The remodeling of the fueling office at Minot International Airport is part of Minot Aero Center's plan to make Minot a premier stop for private aviation travelers.
Minot Aero Center, owned by Warren Pietsch and Brian Sturm, began remodeling after assuming lease of the city's general aviation building and fueling facilities on Jan. 1. The Minot City Council awarded a contract to the company last year to take over fueling operations at the airport.
"It's been a busy month," Pietsch said. "It went good. I think our customers were real happy, but we were very busy making sure they were happy."
Tim Nielsen, a Minot Aero Center employee, places a floor tile Monday in the remodeling of the general aviation building at Minot International Airport.
The city contract not only hands Minot Aero Center fueling responsibilities, but it gives the company a chance to better cater to pilots and promote the airport, he said. To do so requires extensive updating of the building that serves general aviation traffic at the airport.
The building did have a pilot's lounge, but after the remodeling, there will be passenger and pilot lounges and a quiet room for pilots to rest.
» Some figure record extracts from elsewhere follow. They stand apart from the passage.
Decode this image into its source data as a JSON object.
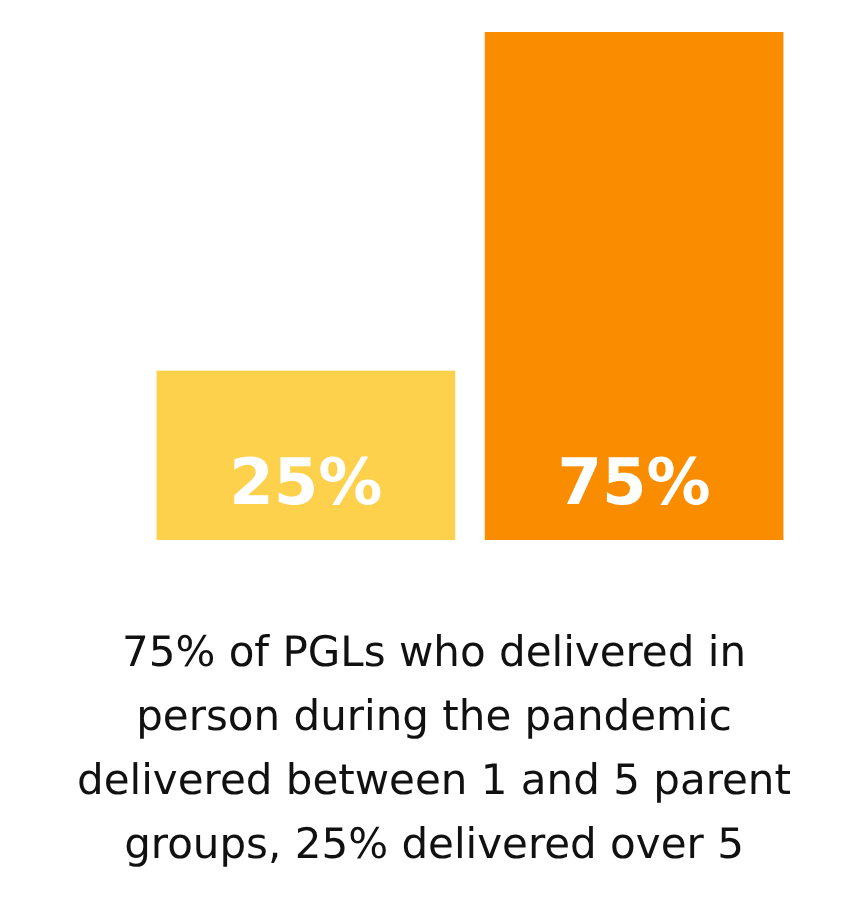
{
  "chart_data": {
    "type": "bar",
    "categories": [
      null,
      null
    ],
    "values": [
      25,
      75
    ],
    "colors": [
      "#fed14c",
      "#fa8c00"
    ],
    "value_labels": [
      "25%",
      "75%"
    ],
    "annotations": [
      "75% of PGLs who delivered in person during the pandemic delivered between 1 and 5 parent groups, 25% delivered over 5"
    ]
  }
}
People will be able to watch television or enjoy the two 400-gallon aquariums.
There will be a new conference room and a vending/dining area. The windowed space used by city staff for monitoring airport traffic won't just be for employees anymore. Pietsch said it is being remodeled to provide an observation area for visitors. Even the parking lot configuration is scheduled for improvement.
The project is set for a tentative May 21 grand opening.
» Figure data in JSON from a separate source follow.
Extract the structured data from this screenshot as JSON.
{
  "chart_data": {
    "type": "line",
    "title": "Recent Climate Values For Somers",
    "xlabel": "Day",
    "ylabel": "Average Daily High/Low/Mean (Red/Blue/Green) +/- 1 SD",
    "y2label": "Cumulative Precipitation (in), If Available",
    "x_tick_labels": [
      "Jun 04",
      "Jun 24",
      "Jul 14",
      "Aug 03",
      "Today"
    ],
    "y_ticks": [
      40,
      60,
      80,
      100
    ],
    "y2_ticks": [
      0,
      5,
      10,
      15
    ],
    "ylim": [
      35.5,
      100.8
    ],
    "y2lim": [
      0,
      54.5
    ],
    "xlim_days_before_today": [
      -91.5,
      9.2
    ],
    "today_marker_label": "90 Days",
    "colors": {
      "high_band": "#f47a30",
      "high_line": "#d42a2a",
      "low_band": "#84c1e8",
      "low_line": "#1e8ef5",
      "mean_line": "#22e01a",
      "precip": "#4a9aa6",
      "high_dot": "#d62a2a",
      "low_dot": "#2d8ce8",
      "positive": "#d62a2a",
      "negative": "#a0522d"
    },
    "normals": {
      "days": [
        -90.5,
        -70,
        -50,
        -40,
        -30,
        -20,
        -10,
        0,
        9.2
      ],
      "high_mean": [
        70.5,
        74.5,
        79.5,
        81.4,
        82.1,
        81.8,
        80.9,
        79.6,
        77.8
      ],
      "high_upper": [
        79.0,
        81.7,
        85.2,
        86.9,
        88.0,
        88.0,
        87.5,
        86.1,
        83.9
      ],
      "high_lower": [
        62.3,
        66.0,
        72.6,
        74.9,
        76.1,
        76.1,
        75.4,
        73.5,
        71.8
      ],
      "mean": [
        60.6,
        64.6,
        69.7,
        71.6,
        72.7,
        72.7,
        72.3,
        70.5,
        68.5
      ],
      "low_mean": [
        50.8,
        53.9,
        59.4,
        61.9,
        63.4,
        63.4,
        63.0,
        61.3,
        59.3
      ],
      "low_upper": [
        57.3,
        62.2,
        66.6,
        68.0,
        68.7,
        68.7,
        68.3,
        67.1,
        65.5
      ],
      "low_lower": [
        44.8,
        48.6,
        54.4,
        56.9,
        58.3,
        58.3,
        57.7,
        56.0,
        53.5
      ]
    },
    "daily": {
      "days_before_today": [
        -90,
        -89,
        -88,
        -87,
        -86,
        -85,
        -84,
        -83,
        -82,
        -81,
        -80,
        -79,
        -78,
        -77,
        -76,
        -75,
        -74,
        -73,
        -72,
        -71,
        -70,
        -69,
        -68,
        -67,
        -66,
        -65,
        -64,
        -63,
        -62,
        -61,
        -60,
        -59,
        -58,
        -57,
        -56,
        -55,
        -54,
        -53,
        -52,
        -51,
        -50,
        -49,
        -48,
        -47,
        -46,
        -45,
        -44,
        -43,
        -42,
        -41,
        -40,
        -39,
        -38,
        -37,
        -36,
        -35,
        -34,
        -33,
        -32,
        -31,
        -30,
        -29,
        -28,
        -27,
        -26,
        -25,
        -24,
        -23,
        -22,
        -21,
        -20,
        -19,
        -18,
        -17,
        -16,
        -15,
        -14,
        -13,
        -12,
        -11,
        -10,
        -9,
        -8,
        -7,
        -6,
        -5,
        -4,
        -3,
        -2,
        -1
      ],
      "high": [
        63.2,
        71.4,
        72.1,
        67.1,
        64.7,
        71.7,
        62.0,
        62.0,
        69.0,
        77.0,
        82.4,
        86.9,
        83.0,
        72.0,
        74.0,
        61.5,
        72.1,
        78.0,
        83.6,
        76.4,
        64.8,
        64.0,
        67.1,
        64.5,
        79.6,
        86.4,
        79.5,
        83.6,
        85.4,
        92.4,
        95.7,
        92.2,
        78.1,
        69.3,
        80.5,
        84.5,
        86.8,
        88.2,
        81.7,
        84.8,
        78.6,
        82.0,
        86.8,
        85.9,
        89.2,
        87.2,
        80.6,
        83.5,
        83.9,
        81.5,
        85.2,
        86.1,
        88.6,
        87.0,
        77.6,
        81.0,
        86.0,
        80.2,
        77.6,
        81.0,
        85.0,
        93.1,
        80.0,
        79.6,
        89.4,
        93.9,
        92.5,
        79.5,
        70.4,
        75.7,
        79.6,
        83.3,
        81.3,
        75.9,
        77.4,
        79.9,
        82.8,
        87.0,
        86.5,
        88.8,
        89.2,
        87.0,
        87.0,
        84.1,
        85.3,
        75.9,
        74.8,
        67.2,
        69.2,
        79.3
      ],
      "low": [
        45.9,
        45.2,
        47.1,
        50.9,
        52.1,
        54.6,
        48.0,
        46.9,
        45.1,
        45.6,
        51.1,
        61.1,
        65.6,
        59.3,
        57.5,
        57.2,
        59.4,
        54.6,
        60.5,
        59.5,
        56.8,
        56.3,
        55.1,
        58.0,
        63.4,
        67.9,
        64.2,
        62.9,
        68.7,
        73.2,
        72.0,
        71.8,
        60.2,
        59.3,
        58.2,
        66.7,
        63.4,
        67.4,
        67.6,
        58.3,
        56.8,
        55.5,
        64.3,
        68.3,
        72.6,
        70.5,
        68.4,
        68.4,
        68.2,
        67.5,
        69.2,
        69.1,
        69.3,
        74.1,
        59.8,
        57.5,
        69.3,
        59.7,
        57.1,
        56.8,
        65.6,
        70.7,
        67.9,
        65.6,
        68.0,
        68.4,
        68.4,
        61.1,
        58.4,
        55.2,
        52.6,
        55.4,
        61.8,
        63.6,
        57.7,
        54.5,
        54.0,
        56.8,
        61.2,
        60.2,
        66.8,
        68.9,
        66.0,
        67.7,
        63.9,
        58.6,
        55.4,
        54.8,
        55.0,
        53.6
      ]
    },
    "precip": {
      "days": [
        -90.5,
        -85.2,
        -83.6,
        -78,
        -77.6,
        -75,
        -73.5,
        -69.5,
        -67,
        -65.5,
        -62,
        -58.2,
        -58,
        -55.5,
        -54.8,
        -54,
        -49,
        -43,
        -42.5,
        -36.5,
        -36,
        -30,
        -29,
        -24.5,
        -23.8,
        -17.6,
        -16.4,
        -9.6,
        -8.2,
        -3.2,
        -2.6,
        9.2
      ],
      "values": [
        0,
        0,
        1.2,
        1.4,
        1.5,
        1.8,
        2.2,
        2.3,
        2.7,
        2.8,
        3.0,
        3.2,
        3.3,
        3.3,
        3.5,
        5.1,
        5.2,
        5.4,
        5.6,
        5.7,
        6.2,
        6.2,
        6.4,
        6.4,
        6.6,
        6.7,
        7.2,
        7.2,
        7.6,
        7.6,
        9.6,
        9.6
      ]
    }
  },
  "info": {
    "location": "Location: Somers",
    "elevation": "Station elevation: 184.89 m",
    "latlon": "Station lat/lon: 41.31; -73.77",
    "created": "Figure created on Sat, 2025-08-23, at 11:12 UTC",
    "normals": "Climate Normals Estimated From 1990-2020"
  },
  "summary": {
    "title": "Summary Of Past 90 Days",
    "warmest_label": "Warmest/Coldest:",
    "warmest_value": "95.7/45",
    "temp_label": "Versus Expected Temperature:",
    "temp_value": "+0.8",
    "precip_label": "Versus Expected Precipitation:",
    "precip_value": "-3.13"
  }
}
Having an upscale facility will encourage more travelers to stop in Minot, which is ideally situated on the global flight circle, Pietsch said. Because of the way the Earth curves, the shortest route from Point A to Point B, whether flying from Asia or Europe across the United States, brings pilots on a flight path over Minot.
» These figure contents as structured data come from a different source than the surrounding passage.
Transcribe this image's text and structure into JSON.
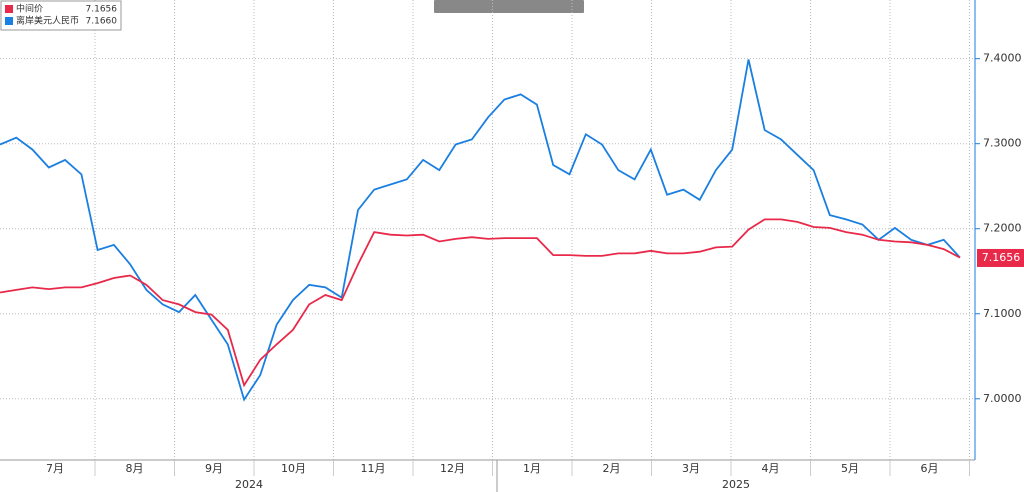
{
  "chart_data": {
    "type": "line",
    "months": [
      "7月",
      "8月",
      "9月",
      "10月",
      "11月",
      "12月",
      "1月",
      "2月",
      "3月",
      "4月",
      "5月",
      "6月"
    ],
    "years": [
      "2024",
      "2025"
    ],
    "ylim": [
      6.928,
      7.469
    ],
    "yticks": [
      {
        "value": 7.0,
        "label": "7.0000"
      },
      {
        "value": 7.1,
        "label": "7.1000"
      },
      {
        "value": 7.2,
        "label": "7.2000"
      },
      {
        "value": 7.3,
        "label": "7.3000"
      },
      {
        "value": 7.4,
        "label": "7.4000"
      }
    ],
    "grid": true,
    "legend": "top-left",
    "last_value_tag": {
      "value": 7.1656,
      "label": "7.1656",
      "color": "#e8294a"
    },
    "series": [
      {
        "name": "中间价",
        "legend_value": "7.1656",
        "color": "#e8294a",
        "values": [
          7.125,
          7.128,
          7.131,
          7.129,
          7.131,
          7.131,
          7.136,
          7.142,
          7.145,
          7.134,
          7.116,
          7.111,
          7.102,
          7.099,
          7.081,
          7.016,
          7.046,
          7.064,
          7.081,
          7.111,
          7.122,
          7.116,
          7.158,
          7.196,
          7.193,
          7.192,
          7.193,
          7.185,
          7.188,
          7.19,
          7.188,
          7.189,
          7.189,
          7.189,
          7.169,
          7.169,
          7.168,
          7.168,
          7.171,
          7.171,
          7.174,
          7.171,
          7.171,
          7.173,
          7.178,
          7.179,
          7.199,
          7.211,
          7.211,
          7.208,
          7.202,
          7.201,
          7.196,
          7.193,
          7.187,
          7.185,
          7.184,
          7.181,
          7.176,
          7.166
        ]
      },
      {
        "name": "离岸美元人民币",
        "legend_value": "7.1660",
        "color": "#1a7fe0",
        "values": [
          7.299,
          7.307,
          7.293,
          7.272,
          7.281,
          7.264,
          7.175,
          7.181,
          7.158,
          7.128,
          7.111,
          7.102,
          7.122,
          7.093,
          7.064,
          6.999,
          7.028,
          7.087,
          7.116,
          7.134,
          7.131,
          7.119,
          7.222,
          7.246,
          7.252,
          7.258,
          7.281,
          7.269,
          7.299,
          7.305,
          7.331,
          7.352,
          7.358,
          7.346,
          7.275,
          7.264,
          7.311,
          7.299,
          7.269,
          7.258,
          7.293,
          7.24,
          7.246,
          7.234,
          7.269,
          7.293,
          7.399,
          7.316,
          7.305,
          7.287,
          7.269,
          7.216,
          7.211,
          7.205,
          7.187,
          7.201,
          7.187,
          7.181,
          7.187,
          7.166
        ]
      }
    ]
  }
}
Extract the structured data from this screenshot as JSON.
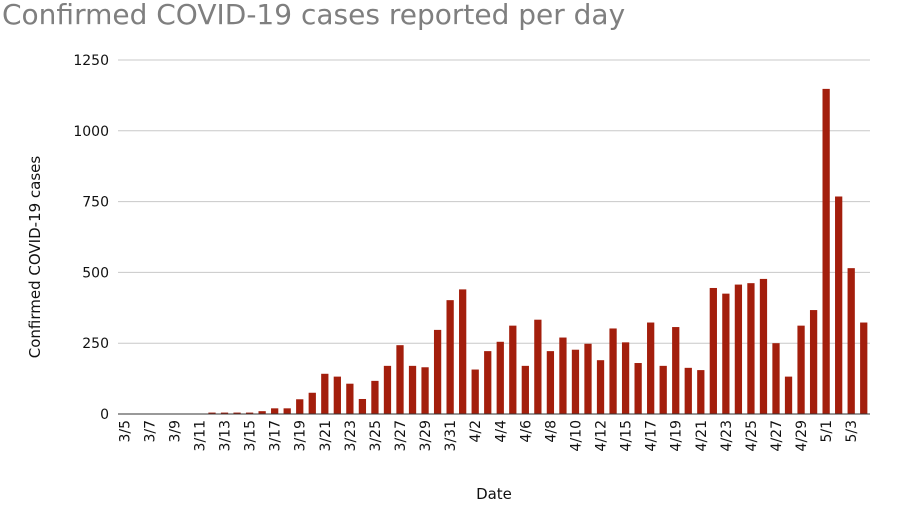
{
  "chart_data": {
    "type": "bar",
    "title": "Confirmed COVID-19 cases reported per day",
    "xlabel": "Date",
    "ylabel": "Confirmed COVID-19 cases",
    "ylim": [
      0,
      1250
    ],
    "yticks": [
      0,
      250,
      500,
      750,
      1000,
      1250
    ],
    "grid": true,
    "bar_color": "#a31e0c",
    "categories": [
      "3/5",
      "3/6",
      "3/7",
      "3/8",
      "3/9",
      "3/10",
      "3/11",
      "3/12",
      "3/13",
      "3/14",
      "3/15",
      "3/16",
      "3/17",
      "3/18",
      "3/19",
      "3/20",
      "3/21",
      "3/22",
      "3/23",
      "3/24",
      "3/25",
      "3/26",
      "3/27",
      "3/28",
      "3/29",
      "3/30",
      "3/31",
      "4/1",
      "4/2",
      "4/3",
      "4/4",
      "4/5",
      "4/6",
      "4/7",
      "4/8",
      "4/9",
      "4/10",
      "4/11",
      "4/12",
      "4/14",
      "4/15",
      "4/16",
      "4/17",
      "4/18",
      "4/19",
      "4/20",
      "4/21",
      "4/22",
      "4/23",
      "4/24",
      "4/25",
      "4/26",
      "4/27",
      "4/28",
      "4/29",
      "4/30",
      "5/1",
      "5/2",
      "5/3",
      "5/4"
    ],
    "x_tick_labels": [
      "3/5",
      "3/7",
      "3/9",
      "3/11",
      "3/13",
      "3/15",
      "3/17",
      "3/19",
      "3/21",
      "3/23",
      "3/25",
      "3/27",
      "3/29",
      "3/31",
      "4/2",
      "4/4",
      "4/6",
      "4/8",
      "4/10",
      "4/12",
      "4/15",
      "4/17",
      "4/19",
      "4/21",
      "4/23",
      "4/25",
      "4/27",
      "4/29",
      "5/1",
      "5/3"
    ],
    "values": [
      1,
      1,
      1,
      1,
      1,
      1,
      1,
      5,
      5,
      5,
      5,
      10,
      20,
      20,
      52,
      75,
      142,
      132,
      107,
      53,
      117,
      170,
      243,
      170,
      165,
      297,
      402,
      440,
      157,
      222,
      255,
      312,
      170,
      333,
      222,
      270,
      227,
      248,
      190,
      302,
      253,
      180,
      323,
      170,
      307,
      163,
      155,
      445,
      425,
      457,
      462,
      477,
      250,
      132,
      312,
      367,
      1148,
      768,
      515,
      323
    ]
  }
}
That's not the only reason to stop, Pietsch said. As a small airport, Minot Aero Center can offer reasonably priced, fast service.
"That's what people are looking for is inexpensive fuel and in and out quickly," Pietsch said.
Pietsch recently promoted the airport at a conference of aviation schedulers and dispatchers who work with corporate airlines. Those contacts already have resulted in the routing of five planes through Minot.
"I expect to increase our business considerably," Pietsch said.
Minot Aero Center hired 10 employees at the fueling office. An additional person was added to the existing staff of airplane maintenance mechanics at Pietsch Aircraft Restoration & Repair.
"We have a great crew," Pietsch said. "They have a lot of aviation experience behind them."
Along with aviation experience, the company chose employees who would reflect the values and philosophies that build a loyal customer base.
"We want them to carry our personality out there and care for the customer the way we want them cared for," Pietsch said.
Pietsch and Sturm, both pilots, have offered aviation services at the airport previously. The Pietsch family has a long history in Minot aviation. Pietsch Aircraft Restoration & Repair has been providing fixed-base operator services, such as a hangar and mechanics. By adding fueling, there will be a seamless connection of available services for pilots, Pietsch said.
Getting the fueling contract hadn't been easy for Minot Aero Center, though.
The city's decision in 2008 to privatize fueling was controversial because fuel sales have generated income for operation of the airport. Nearly all other airports have private fuel operators, and Pietsch had informed the city council that he couldn't continue providing aviation services at the airport without income from fuel sales.
Wanting to keep a strong fixed-base operator, the council voted to put fuel sales out on bids. They gave the contract to a Grand Forks firm with the stipulation that the company also provide other fixed-base aviation services. About 10 months later, the firm withdrew without ever starting an operation in Minot. The city awarded the contract to Pietsch, who until then had been planning to set up his own fuel farm at the airport.
Minot Aero Center bought the city's fueling trucks and fuel inventory. In addition, the company acquired plane deicing equipment and is considering construction of a 15,000-square-foot hangar next summer. Pietsch said his existing 12,000-square foot hangar is starting to run out of room so another facility is likely to be necessary in a few years.
Locally-based charter flights is another service that could come in the future. For now, Pietsch said, the Minot Aero Center is adequately handling demand by bringing in planes as needed from Capital City Air in Pierre, S.D.